I usually don't comment in journals, but I want to point something out to you about something I learned that I didn't know about when I first started trading.
You need to look at the distribution of returns for your asset class for the time period you are trading. You should become familiar with the mean-scaling laws for returns. If you assume that the returns are normally distributed, then you should have a guide in terms of what the movement should be +/- one standard deviation.
Let me give you an example. If the average return is 5% on a 60min bar, +/- 2% [at one standard deviation], you have returns between 3% and 7%, 68% of the time. So if you are holding that stock on a short term trade past what its historical behavior has been hoping for a 9%, you need a good reason. These returns will also scale depending on the time bar you use.
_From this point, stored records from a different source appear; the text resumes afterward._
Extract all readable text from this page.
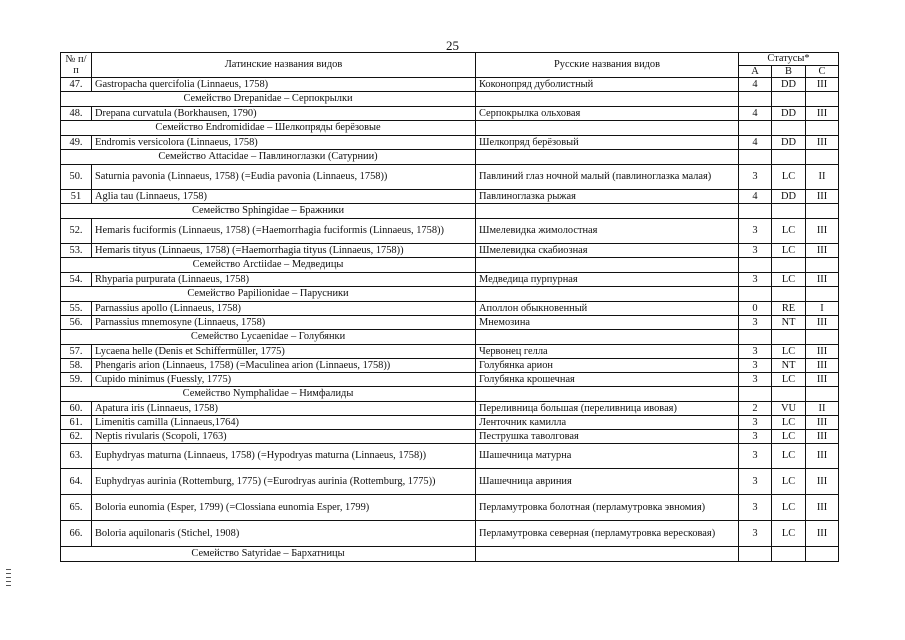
25
№ п/п	Латинские названия видов	Русские названия видов	Статусы*		
			А	В	С
47.	Gastropacha quercifolia (Linnaeus, 1758)	Коконопряд дуболистный	4	DD	III
Семейство Drepanidae – Серпокрылки					
48.	Drepana curvatula (Borkhausen, 1790)	Серпокрылка ольховая	4	DD	III
Семейство Endromididae – Шелкопряды берёзовые					
49.	Endromis versicolora (Linnaeus, 1758)	Шелкопряд берёзовый	4	DD	III
Семейство Attacidae – Павлиноглазки (Сатурнии)					
50.	Saturnia pavonia (Linnaeus, 1758) (=Eudia pavonia (Linnaeus, 1758))	Павлиний глаз ночной малый (павлиноглазка малая)	3	LC	II
51	Aglia tau (Linnaeus, 1758)	Павлиноглазка рыжая	4	DD	III
Семейство Sphingidae – Бражники					
52.	Hemaris fuciformis (Linnaeus, 1758) (=Haemorrhagia fuciformis (Linnaeus, 1758))	Шмелевидка жимолостная	3	LC	III
53.	Hemaris tityus (Linnaeus, 1758) (=Haemorrhagia tityus (Linnaeus, 1758))	Шмелевидка скабиозная	3	LC	III
Семейство Arctiidae – Медведицы					
54.	Rhyparia purpurata (Linnaeus, 1758)	Медведица пурпурная	3	LC	III
Семейство Papilionidae – Парусники					
55.	Parnassius apollo (Linnaeus, 1758)	Аполлон обыкновенный	0	RE	I
56.	Parnassius mnemosyne (Linnaeus, 1758)	Мнемозина	3	NT	III
Семейство Lycaenidae – Голубянки					
57.	Lycaena helle (Denis et Schiffermüller, 1775)	Червонец гелла	3	LC	III
58.	Phengaris arion (Linnaeus, 1758) (=Maculinea arion (Linnaeus, 1758))	Голубянка арион	3	NT	III
59.	Cupido minimus (Fuessly, 1775)	Голубянка крошечная	3	LC	III
Семейство Nymphalidae – Нимфалиды					
60.	Apatura iris (Linnaeus, 1758)	Переливница большая (переливница ивовая)	2	VU	II
61.	Limenitis camilla (Linnaeus,1764)	Ленточник камилла	3	LC	III
62.	Neptis rivularis (Scopoli, 1763)	Пеструшка таволговая	3	LC	III
63.	Euphydryas maturna (Linnaeus, 1758) (=Hypodryas maturna (Linnaeus, 1758))	Шашечница матурна	3	LC	III
64.	Euphydryas aurinia (Rottemburg, 1775) (=Eurodryas aurinia (Rottemburg, 1775))	Шашечница авриния	3	LC	III
65.	Boloria eunomia (Esper, 1799) (=Clossiana eunomia Esper, 1799)	Перламутровка болотная (перламутровка эвномия)	3	LC	III
66.	Boloria aquilonaris (Stichel, 1908)	Перламутровка северная (перламутровка вересковая)	3	LC	III
Семейство Satyridae – Бархатницы					
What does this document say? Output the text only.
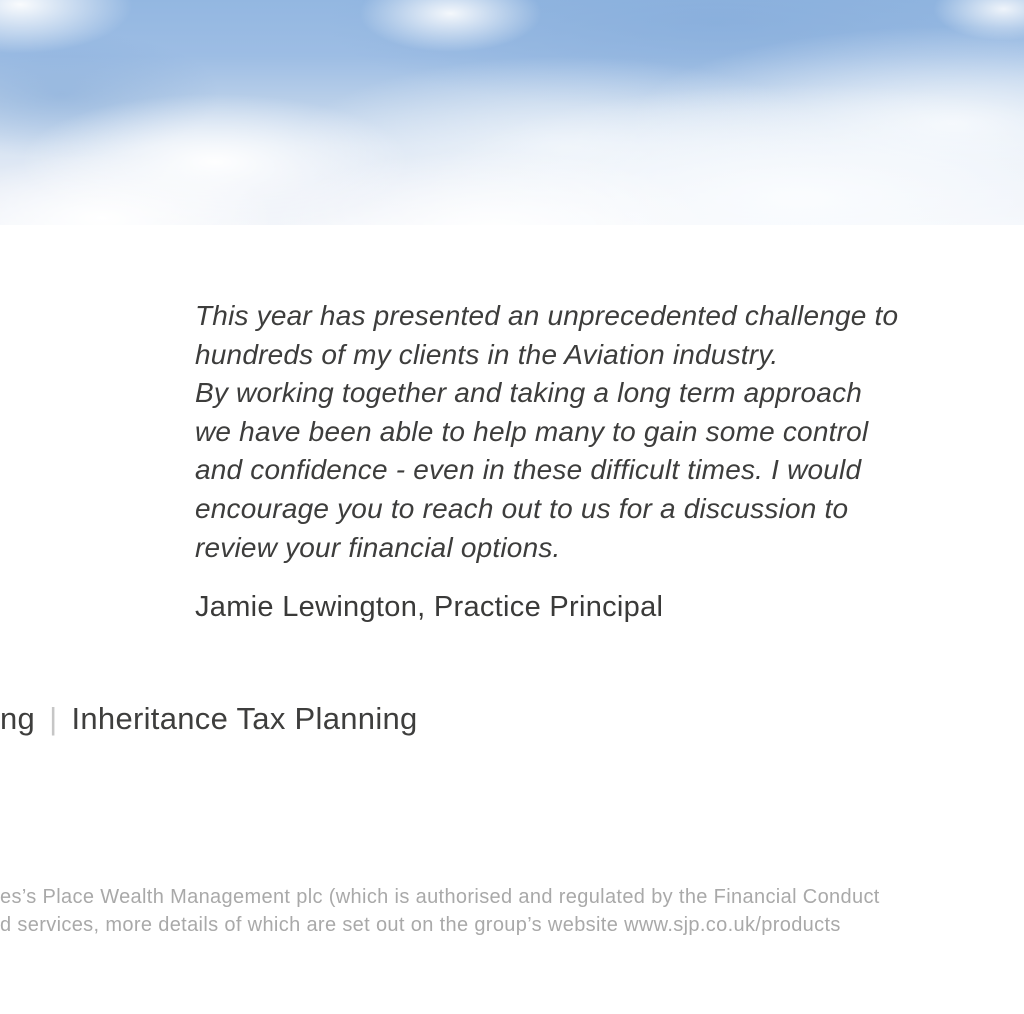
This year has presented an unprecedented challenge to
hundreds of my clients in the Aviation industry.
By working together and taking a long term approach
we have been able to help many to gain some control
and confidence - even in these difficult times. I would
encourage you to reach out to us for a discussion to
review your financial options.
Jamie Lewington, Practice Principal
ng | Inheritance Tax Planning
es’s Place Wealth Management plc (which is authorised and regulated by the Financial Conduct
d services, more details of which are set out on the group’s website www.sjp.co.uk/products
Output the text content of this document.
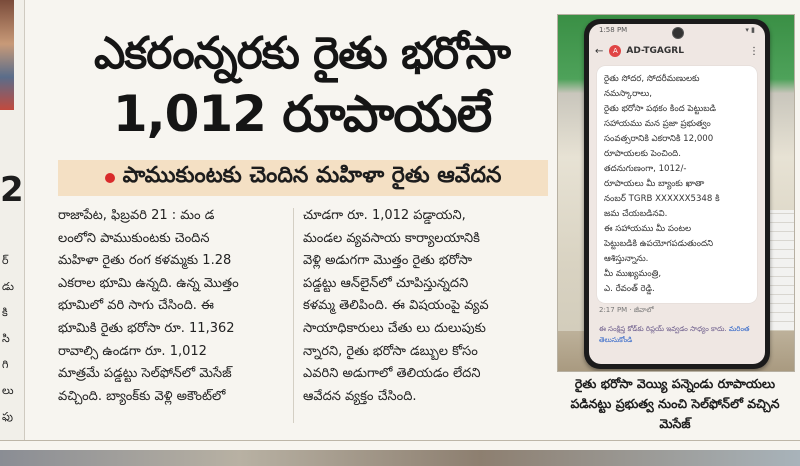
2
ర్
డు
కి
సి
గి
లు
ఫు
ఎకరంన్నరకు రైతు భరోసా
1,012 రూపాయలే
పాముకుంటకు చెందిన మహిళా రైతు ఆవేదన
రాజాపేట, ఫిబ్రవరి 21 : మం డ
లంలోని పాముకుంటకు చెందిన
మహిళా రైతు రంగ కళమ్మకు 1.28
ఎకరాల భూమి ఉన్నది. ఉన్న మొత్తం
భూమిలో వరి సాగు చేసింది. ఈ
భూమికి రైతు భరోసా రూ. 11,362
రావాల్సి ఉండగా రూ. 1,012
మాత్రమే పడ్డట్టు సెల్‌ఫోన్‌లో మెసేజ్
వచ్చింది. బ్యాంక్‌కు వెళ్లి అకౌంట్‌లో
చూడగా రూ. 1,012 పడ్డాయని,
మండల వ్యవసాయ కార్యాలయానికి
వెళ్లి అడుగగా మొత్తం రైతు భరోసా
పడ్డట్టు ఆన్‌లైన్‌లో చూపిస్తున్నదని
కళమ్మ తెలిపింది. ఈ విషయంపై వ్యవ
సాయాధికారులు చేతు లు దులుపుకు
న్నారని, రైతు భరోసా డబ్బుల కోసం
ఎవరిని అడుగాలో తెలియడం లేదని
ఆవేదన వ్యక్తం చేసింది.
1:58 PM	▾ ▮
←	A AD-TGAGRL	⋮
రైతు సోదర, సోదరీమణులకు
నమస్కారాలు,
రైతు భరోసా పథకం కింద పెట్టుబడి
సహాయము మన ప్రజా ప్రభుత్వం
సంవత్సరానికి ఎకరానికి 12,000
రూపాయలకు పెంచింది.
తదనుగుణంగా, 1012/-
రూపాయలు మీ బ్యాంకు ఖాతా
నంబర్ TGRB XXXXXX5348 కి
జమ చేయబడినవి.
ఈ సహాయము మీ పంటల
పెట్టుబడికి ఉపయోగపడుతుందని
ఆశిస్తున్నాను.
మీ ముఖ్యమంత్రి,
ఎ. రేవంత్ రెడ్డి.
2:17 PM · జీవాలో
ఈ సంక్షిప్త కోడ్‌కు రిప్లయ్ ఇవ్వడం సాధ్యం కాదు. మరింత తెలుసుకోండి
రైతు భరోసా వెయ్యి పన్నెండు రూపాయలు
పడినట్టు ప్రభుత్వ నుంచి సెల్‌ఫోన్‌లో వచ్చిన మెసేజ్
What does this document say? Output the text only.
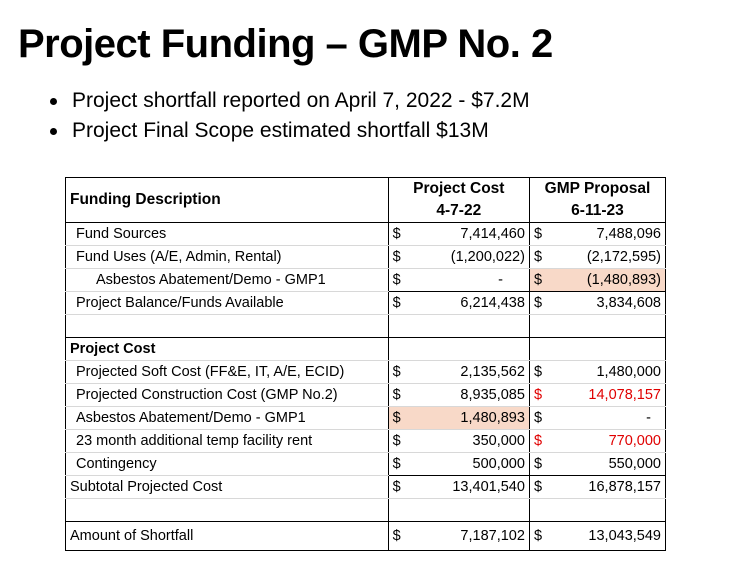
Project Funding – GMP No. 2
Project shortfall reported on April 7, 2022 - $7.2M
Project Final Scope estimated shortfall $13M
Funding Description	Project Cost		GMP Proposal	
	4-7-22		6-11-23	
Fund Sources	$	7,414,460	$	7,488,096
Fund Uses (A/E, Admin, Rental)	$	(1,200,022)	$	(2,172,595)
Asbestos Abatement/Demo - GMP1	$	-	$	(1,480,893)
Project Balance/Funds Available	$	6,214,438	$	3,834,608

Project Cost				
Projected Soft Cost (FF&E, IT, A/E, ECID)	$	2,135,562	$	1,480,000
Projected Construction Cost (GMP No.2)	$	8,935,085	$	14,078,157
Asbestos Abatement/Demo - GMP1	$	1,480,893	$	-
23 month additional temp facility rent	$	350,000	$	770,000
Contingency	$	500,000	$	550,000
Subtotal Projected Cost	$	13,401,540	$	16,878,157

Amount of Shortfall	$	7,187,102	$	13,043,549
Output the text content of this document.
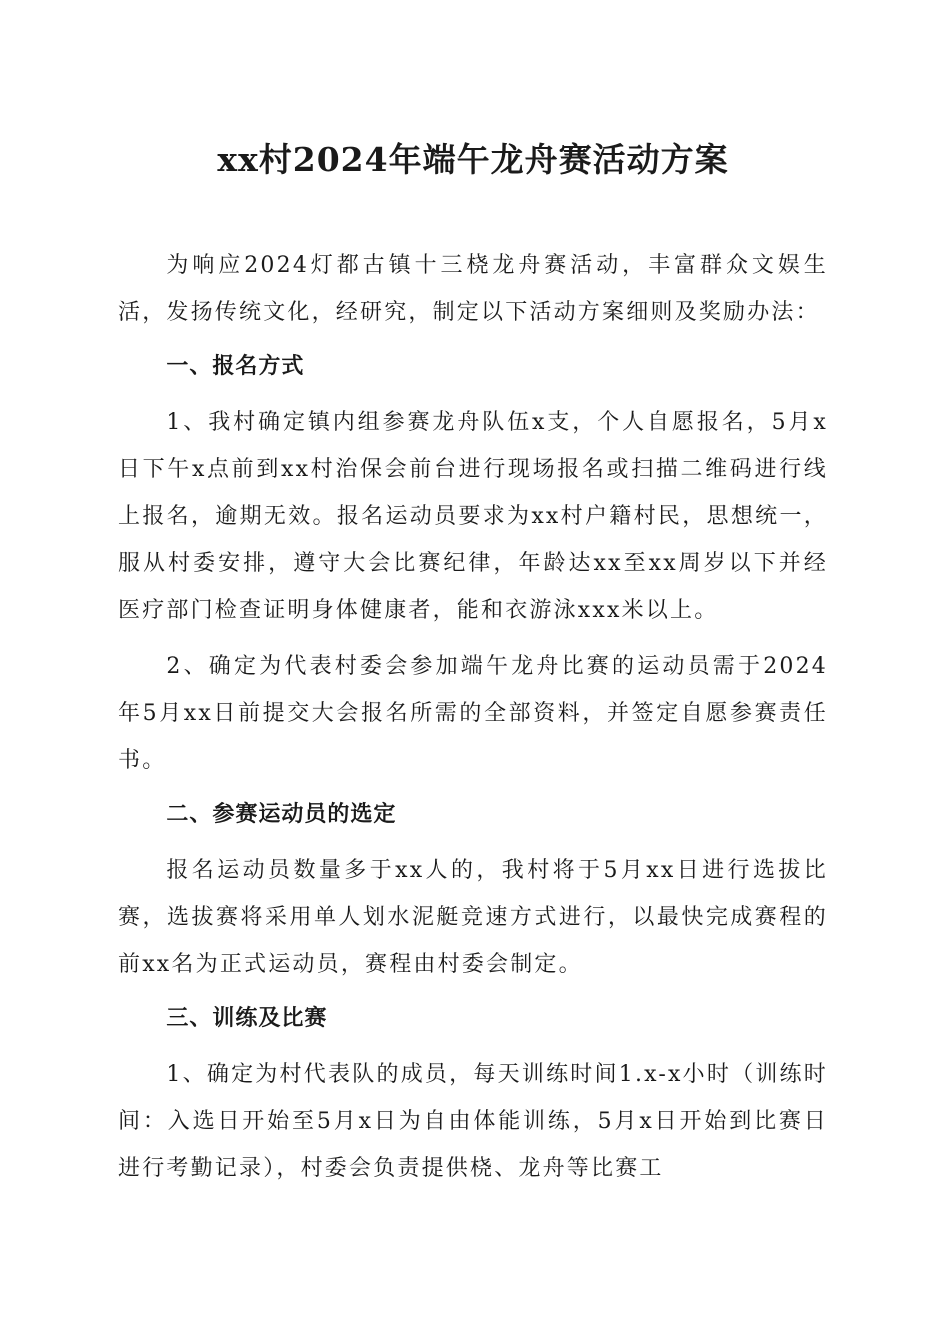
xx村2024年端午龙舟赛活动方案

为响应2024灯都古镇十三桡龙舟赛活动，丰富群众文娱生活，发扬传统文化，经研究，制定以下活动方案细则及奖励办法：

一、报名方式

1、我村确定镇内组参赛龙舟队伍x支，个人自愿报名，5月x日下午x点前到xx村治保会前台进行现场报名或扫描二维码进行线上报名，逾期无效。报名运动员要求为xx村户籍村民，思想统一，服从村委安排，遵守大会比赛纪律，年龄达xx至xx周岁以下并经医疗部门检查证明身体健康者，能和衣游泳xxx米以上。

2、确定为代表村委会参加端午龙舟比赛的运动员需于2024年5月xx日前提交大会报名所需的全部资料，并签定自愿参赛责任书。

二、参赛运动员的选定

报名运动员数量多于xx人的，我村将于5月xx日进行选拔比赛，选拔赛将采用单人划水泥艇竞速方式进行，以最快完成赛程的前xx名为正式运动员，赛程由村委会制定。

三、训练及比赛

1、确定为村代表队的成员，每天训练时间1.x-x小时（训练时间：入选日开始至5月x日为自由体能训练，5月x日开始到比赛日进行考勤记录），村委会负责提供桡、龙舟等比赛工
I'm not saying this is a bullet-proof system, and you will kick yourself a few times when the stock moves, but let me just say that if you are trading RSI intraday and are holding, expecting a massive move of $5 in a 5 minute period when the stock rarely if ever moves that much, you're shooting yourself in the foot. You need to be armed mentally with the knowledge of how the stock moves to avoid holding a loser too long and not capping a winner soon enough. Having a mathematical picture will help you overcome these obstacles. Historical or windowed-historical distribution of price moves should be the first thing you have in your mind.
You should calculate what the average returns are over a basic, small time window. This will give you a general idea of what to expect while trading. Let me also state that when a stock is not trading in a +/- one sigma type range, you WILL know by the force and intensity of the move [it will usually be news driven.]
I'm telling you this because I used to pseudo-market make the same stocks every day. It took me 2 years to realize that the problems I had with letting my profits run and cutting my losses had a lot to do with this underlying mathematical description of how the stock actually moves.